Vous avez raison, depuis une trentaine d’années déjà, nous avons été des « compagnons constants », comme vous me l’écrivez dans votre dernier mail. Etrange compagnonnage, distanciel et présentiel dit-on aujourd’hui. Rares et intenses rencontres à l’occasion de vos expositions à Paris ou Versailles, stimulantes résonnances réciproques de nos deux manières de vivre, de penser et de créer, si différentes et qui pourtant se croisent, stimulation réciproque.

Vous m’avez lu (Pouvoir de l’horreur, 1983, Etrangers à nous-même 1988). J’avais remarqué vos premières œuvres, sombres cavité et épices colorées de votre Inde natale, et, depuis la fin des années 1990, les installations gigantesques du plasticien que vous êtes : Tarantara 1999 et Marsyas (2002).
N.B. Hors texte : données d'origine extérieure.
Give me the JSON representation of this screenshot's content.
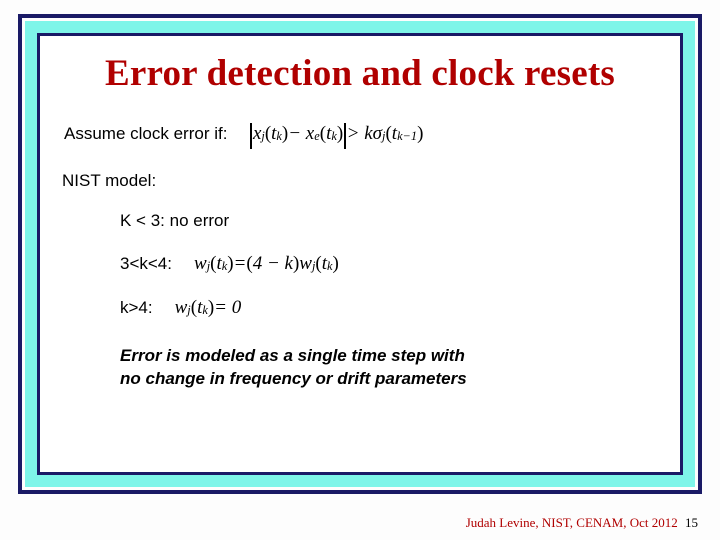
{
  "title": "Error detection and clock resets",
  "assume_label": "Assume clock error if:",
  "nist_label": "NIST model:",
  "cond1": "K < 3: no error",
  "cond2_label": "3<k<4:",
  "cond3_label": "k>4:",
  "formula_assume_html": "|x_j(t_k) − x_e(t_k)| > kσ_j(t_{k−1})",
  "formula_cond2_html": "w_j(t_k) = (4−k)w_j(t_k)",
  "formula_cond3_html": "w_j(t_k) = 0",
  "conclusion_line1": "Error is modeled as a single time step with",
  "conclusion_line2": "no change in frequency or drift parameters",
  "footer_text": "Judah Levine, NIST, CENAM, Oct 2012",
  "page_number": "15"
}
Est-ce lui l’écorché dont la flûte défia Apollon, qui se perpétue et se métamorphose dans ces « more or less two dimentiel », « parts of [yours] activity », chairs saignantes dont vous m’envoyez les scans ?

Nous nous sommes rencontrés quand le public français vous a découvert à l’occasion de Monumenta en 2011 au Grand Palais. Votre Léviathan n’avait rien d’un monstrueux « chaos primitif » (signification de ce terme en hébreu). Trois immenses boutons roses, gouttes de sang liées, ou membranes translucides d’un utérus gonflé, je fus engloutie par un de ces satellites. Vide ou infini ?


Dirty corner.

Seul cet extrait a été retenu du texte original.